Crédits : Eso, L. Calçada

Une équipe d’astronome de la NASA annonce la découverte d’une planète qui semble défier les lois de la physique. Très proche de son étoile,  qui gonfle démesurément, l’exoplanète résiste et survit, malgré tout.

Que se passera-t-il sur Terre dans 15 milliards d’années ? Rien du tout. La Terre ne sera plus là depuis un moment, déjà. Pourquoi ? Le Soleil brille, car il brûle un combustible. Mais d’ici quelques milliards d’années, ce combustible viendra à manquer. Le Soleil puisera alors ses dernières forces dans l’enveloppe extérieure de son noyau, dans une couche proche de la surface du Soleil. Conséquence : les couches externes de notre Soleil se dilateront progressivement, faisant enfler considérablement notre étoile dont la taille sera multipliée par 200. Notre étoile deviendra alors une géante rouge, 10 000 fois plus lumineuse que le Soleil actuel. Son diamètre continuera d’enfler et englobera alors les premières planètes du système, Mercure et Vénus, qui seront désintégrées tandis que la Terre et probablement Mars seront définitivement brûlées. Après 12 milliards d’années d’existence, notre planète sera absorbée. Triste, mais tels sont les modèles théoriques. Théoriques, seulement.

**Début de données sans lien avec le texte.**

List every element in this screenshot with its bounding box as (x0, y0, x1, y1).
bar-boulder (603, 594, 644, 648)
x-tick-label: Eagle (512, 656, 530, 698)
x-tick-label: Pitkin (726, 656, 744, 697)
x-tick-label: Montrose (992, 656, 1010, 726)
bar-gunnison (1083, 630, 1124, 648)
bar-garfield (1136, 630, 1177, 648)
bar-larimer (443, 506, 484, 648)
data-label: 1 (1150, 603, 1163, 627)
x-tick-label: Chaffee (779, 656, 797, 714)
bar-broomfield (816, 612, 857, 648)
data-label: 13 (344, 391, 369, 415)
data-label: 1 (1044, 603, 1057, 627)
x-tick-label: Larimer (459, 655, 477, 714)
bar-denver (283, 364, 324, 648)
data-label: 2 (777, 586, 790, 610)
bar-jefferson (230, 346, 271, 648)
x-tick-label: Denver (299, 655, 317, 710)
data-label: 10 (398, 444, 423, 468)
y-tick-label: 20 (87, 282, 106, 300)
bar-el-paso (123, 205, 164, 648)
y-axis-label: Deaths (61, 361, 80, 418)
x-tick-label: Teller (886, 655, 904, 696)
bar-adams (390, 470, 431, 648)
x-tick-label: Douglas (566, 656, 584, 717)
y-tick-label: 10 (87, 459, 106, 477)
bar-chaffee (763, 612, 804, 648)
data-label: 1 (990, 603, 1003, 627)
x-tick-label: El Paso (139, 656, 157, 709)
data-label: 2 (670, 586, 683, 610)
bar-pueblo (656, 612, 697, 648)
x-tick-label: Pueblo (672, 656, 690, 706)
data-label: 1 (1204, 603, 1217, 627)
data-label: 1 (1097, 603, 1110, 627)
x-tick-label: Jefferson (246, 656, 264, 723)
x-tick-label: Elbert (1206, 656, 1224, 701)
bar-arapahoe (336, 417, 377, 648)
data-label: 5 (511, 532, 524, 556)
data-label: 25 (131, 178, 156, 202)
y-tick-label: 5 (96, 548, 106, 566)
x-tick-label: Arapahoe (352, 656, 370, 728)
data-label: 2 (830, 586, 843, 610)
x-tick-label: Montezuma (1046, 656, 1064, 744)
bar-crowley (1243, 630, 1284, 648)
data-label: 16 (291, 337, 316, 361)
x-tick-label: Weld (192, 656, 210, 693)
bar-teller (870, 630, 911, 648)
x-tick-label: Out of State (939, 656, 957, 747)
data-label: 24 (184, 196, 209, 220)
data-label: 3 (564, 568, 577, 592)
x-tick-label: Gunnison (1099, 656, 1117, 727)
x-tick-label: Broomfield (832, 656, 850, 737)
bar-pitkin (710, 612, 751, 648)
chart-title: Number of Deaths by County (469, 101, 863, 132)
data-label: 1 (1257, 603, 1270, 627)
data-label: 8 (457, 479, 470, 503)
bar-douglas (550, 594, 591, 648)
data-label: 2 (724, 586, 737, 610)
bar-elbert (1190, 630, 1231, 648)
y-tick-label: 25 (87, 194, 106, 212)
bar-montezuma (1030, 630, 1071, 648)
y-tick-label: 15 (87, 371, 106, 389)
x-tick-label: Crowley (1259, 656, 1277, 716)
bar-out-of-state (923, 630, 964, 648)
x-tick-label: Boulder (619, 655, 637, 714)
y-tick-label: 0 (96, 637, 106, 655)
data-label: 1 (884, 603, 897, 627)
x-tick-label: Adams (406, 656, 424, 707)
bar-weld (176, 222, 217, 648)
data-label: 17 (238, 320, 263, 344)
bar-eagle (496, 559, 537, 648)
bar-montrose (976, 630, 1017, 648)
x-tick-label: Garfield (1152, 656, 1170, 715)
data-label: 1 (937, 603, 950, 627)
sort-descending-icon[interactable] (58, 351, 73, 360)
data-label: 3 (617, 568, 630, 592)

En effet : Huit fois plus grosse que la Terre et cinquante fois plus massive, K2-39b intrigue. Découverte sur une orbite très proche d’une étoile sous-géante. Les astronomes sont étonnés qu’elle ait pu survivre à son étoile qui enfle, qui enfle, et qui enfle encore. Détectée par Kepler, K2-39b est la planète géante ayant la plus courte période orbitale connue autour d’une étoile de ce type. Il ne lui faut que 4,6 jours pour en faire le tour. Pour ses découvreurs, ce fut donc une surprise, car selon les scénarios d’évolution stellaire et planétaire, ce monde aurait dû être détruit par les puissantes forces de marée de son étoile.

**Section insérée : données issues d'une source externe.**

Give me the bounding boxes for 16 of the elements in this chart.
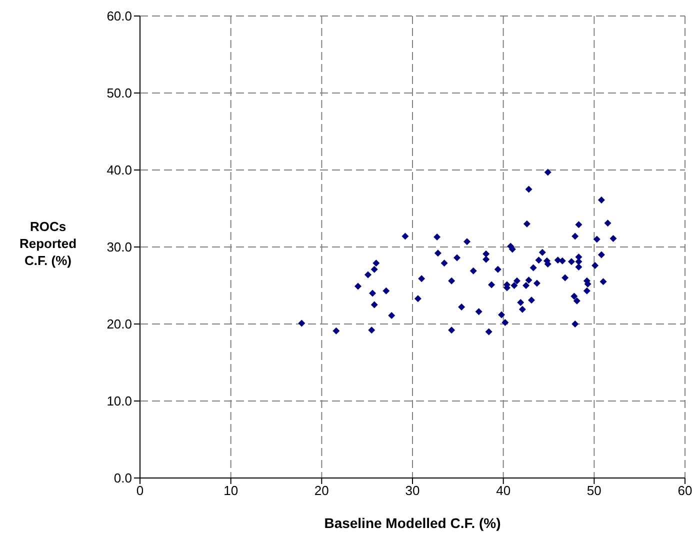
x-tick-label: 50 bbox=[586, 483, 602, 498]
x-tick-label: 20 bbox=[314, 483, 329, 498]
x-tick-label: 60 bbox=[678, 483, 692, 498]
y-tick-label: 30.0 bbox=[106, 240, 132, 255]
x-tick-label: 10 bbox=[224, 483, 238, 498]
y-tick-label: 0.0 bbox=[114, 470, 132, 486]
x-tick-label: 30 bbox=[405, 483, 420, 498]
y-tick-label: 10.0 bbox=[106, 394, 132, 409]
y-tick-label: 50.0 bbox=[106, 86, 132, 101]
y-tick-label: 20.0 bbox=[106, 316, 132, 332]
x-tick-label: 0 bbox=[136, 483, 144, 498]
y-tick-label: 40.0 bbox=[106, 162, 132, 178]
x-tick-label: 40 bbox=[496, 483, 511, 498]
y-axis-title: ROCs Reported C.F. (%) bbox=[19, 219, 77, 268]
x-axis-title: Baseline Modelled C.F. (%) bbox=[324, 515, 501, 531]
y-tick-label: 60.0 bbox=[106, 8, 132, 24]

© Vincent Van Eylen, Aarhus University
Crédits : Vincent Van Eylen, Aarhus University

« Autour de ces étoiles, très peu de planètes à courtes périodes sont connues, et il est spéculé que c’est peut-être parce qu’elles ne peuvent pas survivre si près d’aussi grandes étoiles. Cependant, le fait que nous ayons trouvé cette planète, très proche d’une étoile sous-géante, prouve qu’au moins quelques planètes peuvent y survivre » , indique Vincent Van Eylen, chercheur à l’université Aarhus, au Danemark, et principal auteur de cette étude.

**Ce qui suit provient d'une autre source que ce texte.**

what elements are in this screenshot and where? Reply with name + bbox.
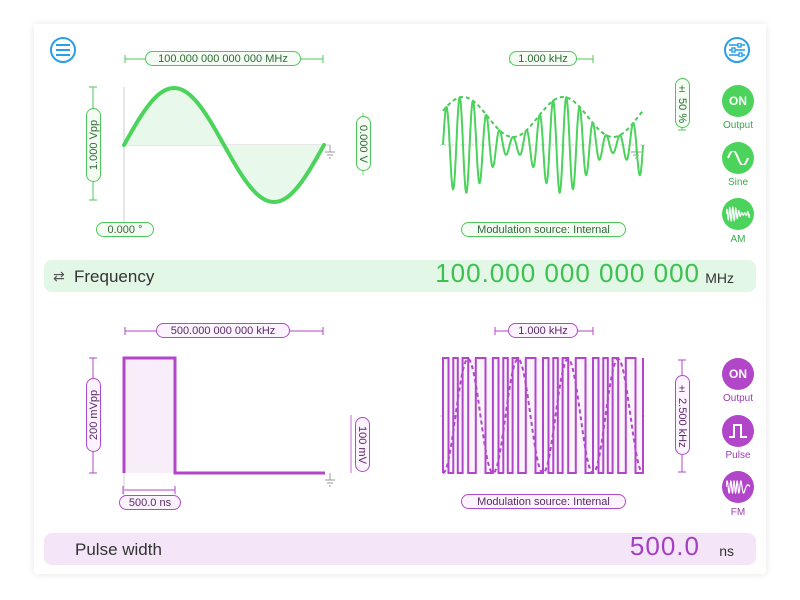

Et la belle est coriace. Puisque selon les calculs prenant en compte l’évolution de K2-39 et le maintien de la planète sur son orbite, celle-ci pourrait encore tenir 150 millions d’années… avant d’être finalement broyée. En outre, l’équipe soupçonne la présence potentielle d’une seconde planète, à une distance plus éloignée de son étoile. D’autres mesures devront être faites, mais à terme, l’étude future de ces planètes, types K2-39b, permettra aux astronomes de mieux comprendre les scénarios de fin des systèmes planétaires.